TheRacetrack / racetrack

An opinionated framework for deploying, managing, and serving application workloads
https://theracetrack.github.io/racetrack/
Apache License 2.0
28 stars 6 forks source link

Cache PUB internal calls #213

Open iszulcdeepsense opened 1 year ago

iszulcdeepsense commented 1 year ago

On each Job call, PUB component makes a request to Lifecycle to check if a user is allowed to speak to a job and to get the internal address of the job to forward the request to. Lifecycle, in turn, makes calls to a database, which can perform bad under higher load.

To improve PUB's performance, these internal calls could be cached with a short time-to-live (eg. 1 minute). The composite key of this cache composes of: user auth token, job name, job version, job endpoint.

It can be cached either by PUB or by Lifecycle, though it makes more sense to cache it by PUB.

JosefAssadERST commented 1 year ago

which can perform bad under higher load

Has this actually been the case?

I'm not against caching at all, but I typically prefer to try as many other things as possible before. Off the top of my head:

When we start caching, we will pay a price in more difficult troubleshooting later, and easier to make mistakes which can cause bugs or security issues (e.g. anything touching user accounts will need to remember to update the cache also).
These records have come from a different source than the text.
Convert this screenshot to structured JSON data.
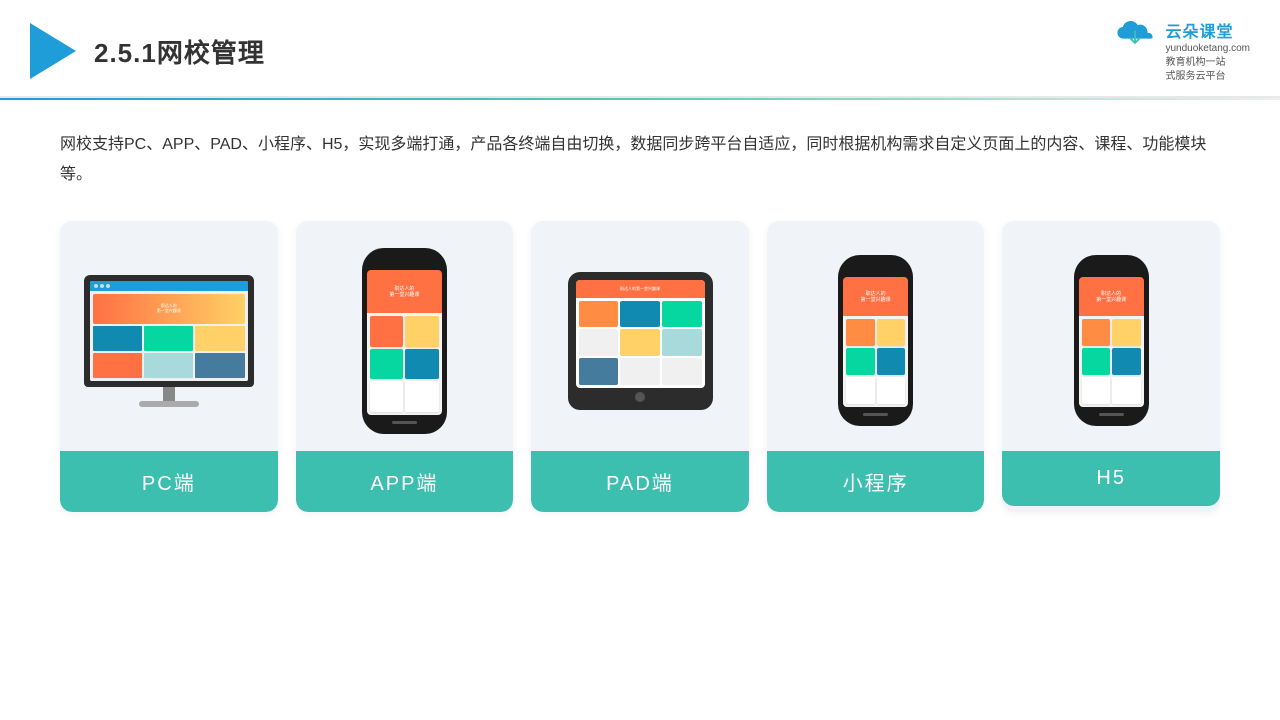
{
  "header": {
    "title": "2.5.1网校管理",
    "brand": {
      "name": "云朵课堂",
      "domain": "yunduoketang.com",
      "tagline_line1": "教育机构一站",
      "tagline_line2": "式服务云平台"
    }
  },
  "description": "网校支持PC、APP、PAD、小程序、H5，实现多端打通，产品各终端自由切换，数据同步跨平台自适应，同时根据机构需求自定义页面上的内容、课程、功能模块等。",
  "cards": [
    {
      "id": "pc",
      "label": "PC端"
    },
    {
      "id": "app",
      "label": "APP端"
    },
    {
      "id": "pad",
      "label": "PAD端"
    },
    {
      "id": "miniprogram",
      "label": "小程序"
    },
    {
      "id": "h5",
      "label": "H5"
    }
  ],
  "colors": {
    "accent": "#1e9dd8",
    "teal": "#3dbfb0",
    "header_divider_start": "#1e9dd8",
    "header_divider_end": "#5bc8af"
  }
}
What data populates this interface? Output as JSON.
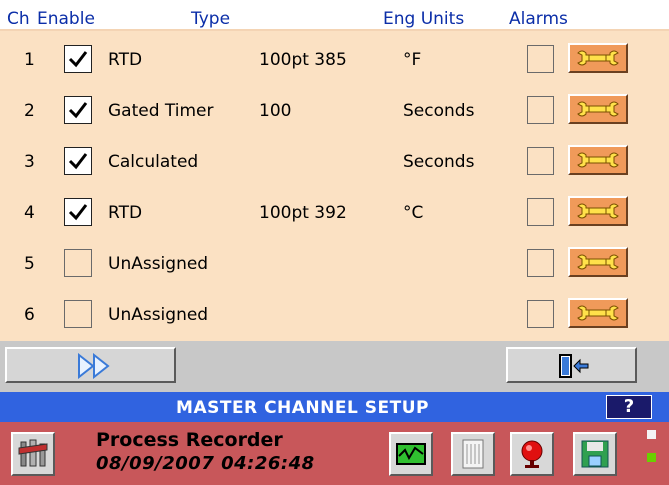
{
  "columns": {
    "ch": "Ch",
    "enable": "Enable",
    "type": "Type",
    "eng_units": "Eng Units",
    "alarms": "Alarms"
  },
  "rows": [
    {
      "ch": "1",
      "enabled": true,
      "type": "RTD",
      "range": "100pt 385",
      "units": "°F",
      "alarm": false
    },
    {
      "ch": "2",
      "enabled": true,
      "type": "Gated Timer",
      "range": "100",
      "units": "Seconds",
      "alarm": false
    },
    {
      "ch": "3",
      "enabled": true,
      "type": "Calculated",
      "range": "",
      "units": "Seconds",
      "alarm": false
    },
    {
      "ch": "4",
      "enabled": true,
      "type": "RTD",
      "range": "100pt 392",
      "units": "°C",
      "alarm": false
    },
    {
      "ch": "5",
      "enabled": false,
      "type": "UnAssigned",
      "range": "",
      "units": "",
      "alarm": false
    },
    {
      "ch": "6",
      "enabled": false,
      "type": "UnAssigned",
      "range": "",
      "units": "",
      "alarm": false
    }
  ],
  "title_bar": {
    "title": "MASTER CHANNEL SETUP",
    "help_label": "?"
  },
  "status_bar": {
    "app_name": "Process Recorder",
    "datetime": "08/09/2007 04:26:48"
  },
  "icons": {
    "next": "double-arrow-right-icon",
    "exit": "door-exit-icon",
    "tools": "tools-icon",
    "trend": "trend-display-icon",
    "list": "list-view-icon",
    "alarm": "alarm-bell-icon",
    "save": "save-disk-icon",
    "wrench": "wrench-icon"
  },
  "colors": {
    "header_text": "#0b2ea8",
    "table_bg": "#fbe1c3",
    "title_bar": "#3063e0",
    "status_bar": "#c8575a",
    "wrench_button": "#f09a5a",
    "led_on": "#6ad000"
  },
  "indicators": [
    {
      "name": "led-1",
      "on": false
    },
    {
      "name": "led-2",
      "on": true
    }
  ]
}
iszulcdeepsense commented 1 year ago

Has this actually been the case?

To be honest, it's just my conjecture. It's been proven that a single request to Racetrack v2 can be slower than v1 due to the external database. This idea is just a trick to mitigate this, but I don't think it's a problem right now.

At this point, let's leave it as it is. This issue can be even classified as a "premature optimization". Plus, I agree, this could make troubleshooting and testing more difficult.

JosefAssadERST commented 2 weeks ago

By the way if this really is such a big performnce problem, another way to do it without running into risk of race conditions and fiddling with TTL is for PUB to keep a copy of the auth table in memory, and when there's a change to the auth table, lifecycle pushes this change to PUB.

What's better than this is not doing this at all, but if there really is a demonstrable performance problem (and not just us being annoyed there's more calls when there's no real price to pay for those resources) then this model is more robust.

iszulcdeepsense commented 2 weeks ago

I like this idea as an effective mitigation of unstable database connections. In case of connection loss, Pub could stand the outages for a short time (if that would be the case to solve) by using in-memory cache. I think that improving availability, more than performance, would be a driving factor to make this issue happen one day.

anders314159 commented 2 weeks ago

It also sounds like a fun thing to implement.

JosefAssadERST commented 1 week ago

Bear in mind, I don't think you should do this unless the DB calls objectively are a problem.

I'm proposing a cache here. That has a high price in debuggability; getting a cche to work reliably is one of those things that seem simple enough but can actually trip you up in a lot of subtle ways. There's a lot of failure modes.

but if you HAVE to, this seems more reliable than caching DB calls.